DDX27 Inhibitors

DDX27 inhibitors constitute a group of chemicals that target various aspects of RNA metabolism and cellular stress responses, thereby indirectly affecting the function of the DDX27 protein. These compounds generally do not inhibit the helicase activity of DDX27 directly but instead alter the availability of its substrates or modulate the cellular environment in which DDX27 operates. For example, transcription inhibitors like Actinomycin D, Alpha-amanitin, and DRB reduce the synthesis of RNA, which could limit the availability of RNA substrates necessary for DDX27 function. Other compounds such as Triptolide and BMH-21 exert their effects by inhibiting transcriptional activity and RNA polymerase I, respectively, which can have downstream effects on ribosome biogenesis-a process in which DDX27 is implicated.

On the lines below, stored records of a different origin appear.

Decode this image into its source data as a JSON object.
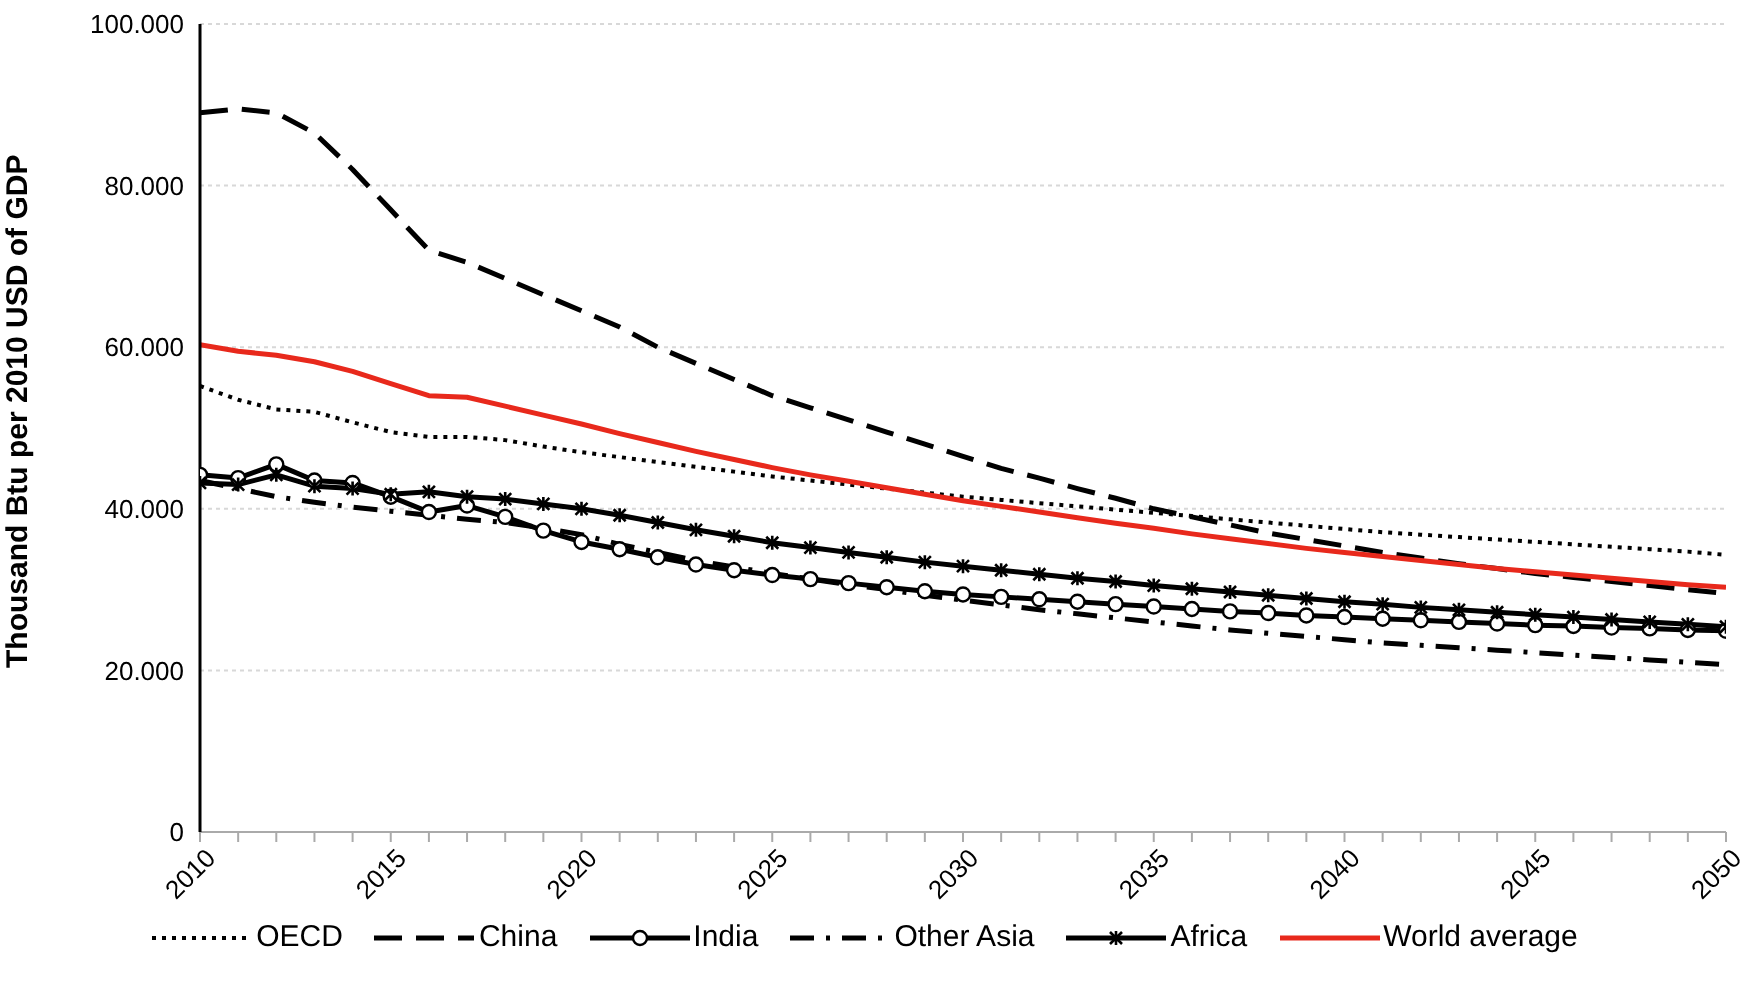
{
  "chart_data": {
    "type": "line",
    "ylabel": "Thousand Btu per 2010 USD of GDP",
    "x": [
      2010,
      2011,
      2012,
      2013,
      2014,
      2015,
      2016,
      2017,
      2018,
      2019,
      2020,
      2021,
      2022,
      2023,
      2024,
      2025,
      2026,
      2027,
      2028,
      2029,
      2030,
      2031,
      2032,
      2033,
      2034,
      2035,
      2036,
      2037,
      2038,
      2039,
      2040,
      2041,
      2042,
      2043,
      2044,
      2045,
      2046,
      2047,
      2048,
      2049,
      2050
    ],
    "xlim": [
      2010,
      2050
    ],
    "xticks": [
      2010,
      {
        "value": 2011,
        "label": null
      },
      {
        "value": 2012,
        "label": null
      },
      {
        "value": 2013,
        "label": null
      },
      {
        "value": 2014,
        "label": null
      },
      2015,
      {
        "value": 2016,
        "label": null
      },
      {
        "value": 2017,
        "label": null
      },
      {
        "value": 2018,
        "label": null
      },
      {
        "value": 2019,
        "label": null
      },
      2020,
      {
        "value": 2021,
        "label": null
      },
      {
        "value": 2022,
        "label": null
      },
      {
        "value": 2023,
        "label": null
      },
      {
        "value": 2024,
        "label": null
      },
      2025,
      {
        "value": 2026,
        "label": null
      },
      {
        "value": 2027,
        "label": null
      },
      {
        "value": 2028,
        "label": null
      },
      {
        "value": 2029,
        "label": null
      },
      2030,
      {
        "value": 2031,
        "label": null
      },
      {
        "value": 2032,
        "label": null
      },
      {
        "value": 2033,
        "label": null
      },
      {
        "value": 2034,
        "label": null
      },
      2035,
      {
        "value": 2036,
        "label": null
      },
      {
        "value": 2037,
        "label": null
      },
      {
        "value": 2038,
        "label": null
      },
      {
        "value": 2039,
        "label": null
      },
      2040,
      {
        "value": 2041,
        "label": null
      },
      {
        "value": 2042,
        "label": null
      },
      {
        "value": 2043,
        "label": null
      },
      {
        "value": 2044,
        "label": null
      },
      2045,
      {
        "value": 2046,
        "label": null
      },
      {
        "value": 2047,
        "label": null
      },
      {
        "value": 2048,
        "label": null
      },
      {
        "value": 2049,
        "label": null
      },
      2050
    ],
    "ylim": [
      0,
      100000
    ],
    "yticks": [
      0,
      {
        "value": 20000,
        "label": "20.000"
      },
      {
        "value": 40000,
        "label": "40.000"
      },
      {
        "value": 60000,
        "label": "60.000"
      },
      {
        "value": 80000,
        "label": "80.000"
      },
      {
        "value": 100000,
        "label": "100.000"
      }
    ],
    "grid": "y",
    "legend": "bottom",
    "series": [
      {
        "name": "OECD",
        "color": "#000000",
        "line_style": "dotted",
        "marker": "none",
        "values": [
          55200,
          53500,
          52300,
          52000,
          50700,
          49500,
          48900,
          48900,
          48500,
          47700,
          47000,
          46400,
          45800,
          45200,
          44600,
          44000,
          43500,
          43000,
          42500,
          42000,
          41500,
          41100,
          40700,
          40300,
          39900,
          39500,
          39100,
          38700,
          38300,
          37900,
          37500,
          37100,
          36800,
          36500,
          36200,
          35900,
          35600,
          35300,
          35000,
          34700,
          34300
        ]
      },
      {
        "name": "China",
        "color": "#000000",
        "line_style": "dashed",
        "marker": "none",
        "values": [
          89000,
          89500,
          89000,
          86500,
          82000,
          77000,
          72000,
          70500,
          68500,
          66500,
          64500,
          62500,
          60000,
          58000,
          56000,
          54000,
          52500,
          51000,
          49500,
          48000,
          46500,
          45000,
          43800,
          42500,
          41300,
          40000,
          39000,
          38000,
          37000,
          36200,
          35400,
          34600,
          33900,
          33200,
          32600,
          32000,
          31500,
          31000,
          30500,
          30000,
          29500
        ]
      },
      {
        "name": "India",
        "color": "#000000",
        "line_style": "solid",
        "marker": "circle",
        "values": [
          44200,
          43800,
          45500,
          43500,
          43200,
          41500,
          39600,
          40400,
          39000,
          37300,
          35900,
          35000,
          34000,
          33100,
          32400,
          31800,
          31300,
          30800,
          30300,
          29800,
          29400,
          29100,
          28800,
          28500,
          28200,
          27900,
          27600,
          27300,
          27100,
          26800,
          26600,
          26400,
          26200,
          26000,
          25800,
          25600,
          25500,
          25300,
          25200,
          25000,
          24900
        ]
      },
      {
        "name": "Other Asia",
        "color": "#000000",
        "line_style": "dashdot",
        "marker": "none",
        "values": [
          43500,
          42500,
          41500,
          40800,
          40200,
          39700,
          39200,
          38700,
          38300,
          37600,
          36800,
          35600,
          34600,
          33600,
          32800,
          32000,
          31300,
          30600,
          30000,
          29300,
          28700,
          28100,
          27500,
          27000,
          26500,
          26000,
          25500,
          25000,
          24600,
          24200,
          23800,
          23400,
          23100,
          22800,
          22500,
          22200,
          21900,
          21600,
          21300,
          21000,
          20700
        ]
      },
      {
        "name": "Africa",
        "color": "#000000",
        "line_style": "solid",
        "marker": "cross",
        "values": [
          43200,
          43000,
          44200,
          42800,
          42500,
          41800,
          42100,
          41500,
          41200,
          40600,
          40000,
          39200,
          38300,
          37400,
          36600,
          35800,
          35200,
          34600,
          34000,
          33400,
          32900,
          32400,
          31900,
          31400,
          31000,
          30500,
          30100,
          29700,
          29300,
          28900,
          28500,
          28200,
          27800,
          27500,
          27200,
          26900,
          26600,
          26300,
          26000,
          25700,
          25400
        ]
      },
      {
        "name": "World average",
        "color": "#e8291c",
        "line_style": "solid",
        "marker": "none",
        "values": [
          60300,
          59500,
          59000,
          58200,
          57000,
          55500,
          54000,
          53800,
          52700,
          51600,
          50500,
          49300,
          48200,
          47100,
          46100,
          45100,
          44200,
          43400,
          42600,
          41800,
          41000,
          40300,
          39600,
          38900,
          38200,
          37600,
          36900,
          36300,
          35700,
          35100,
          34600,
          34100,
          33600,
          33100,
          32600,
          32200,
          31800,
          31400,
          31000,
          30600,
          30300
        ]
      }
    ]
  }
}
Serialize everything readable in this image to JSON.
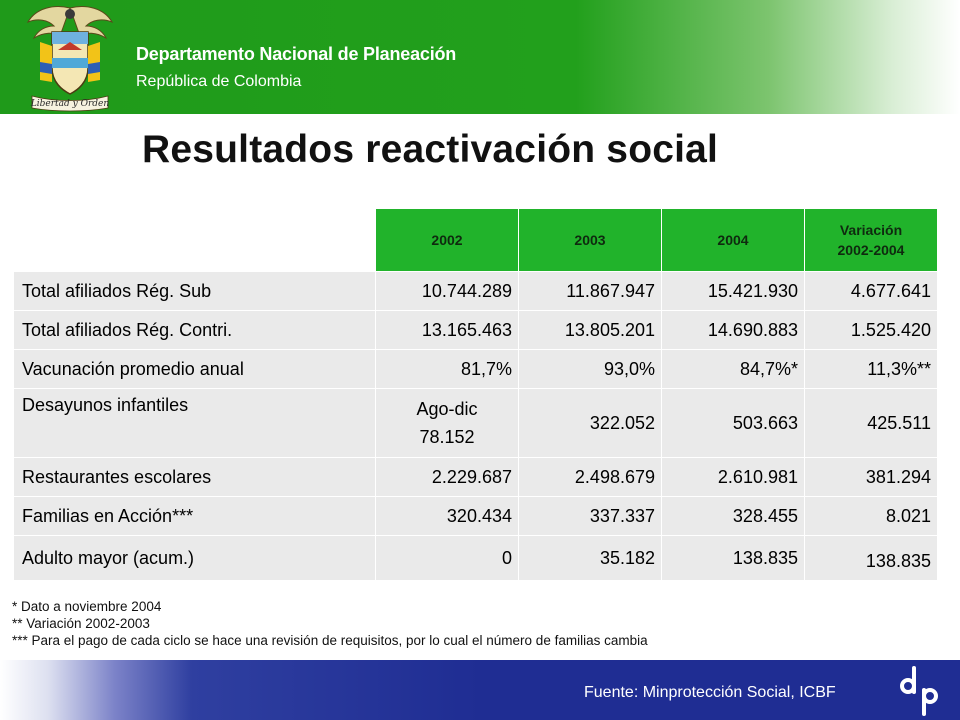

Moreover, chemicals that disrupt nucleocytoplasmic transport, such as Leptomycin B, can impact the localization of DDX27, potentially affecting its functional interactions with RNA molecules and other proteins within the cell. DNA-damaging agents like Oxaliplatin form adducts with DNA that can disrupt transcription and, consequently, the role of DDX27 in RNA processing or ribosome assembly. Translation initiation inhibitors, including Rocaglamide, Silvestrol, and Homoharringtonine, can indirectly affect DDX27's role in ribosome biogenesis by interfering with the initiation of protein synthesis. Tunicamycin, which induces stress on the endoplasmic reticulum by inhibiting N-linked glycosylation, could affect DDX27 function during cellular responses to stress.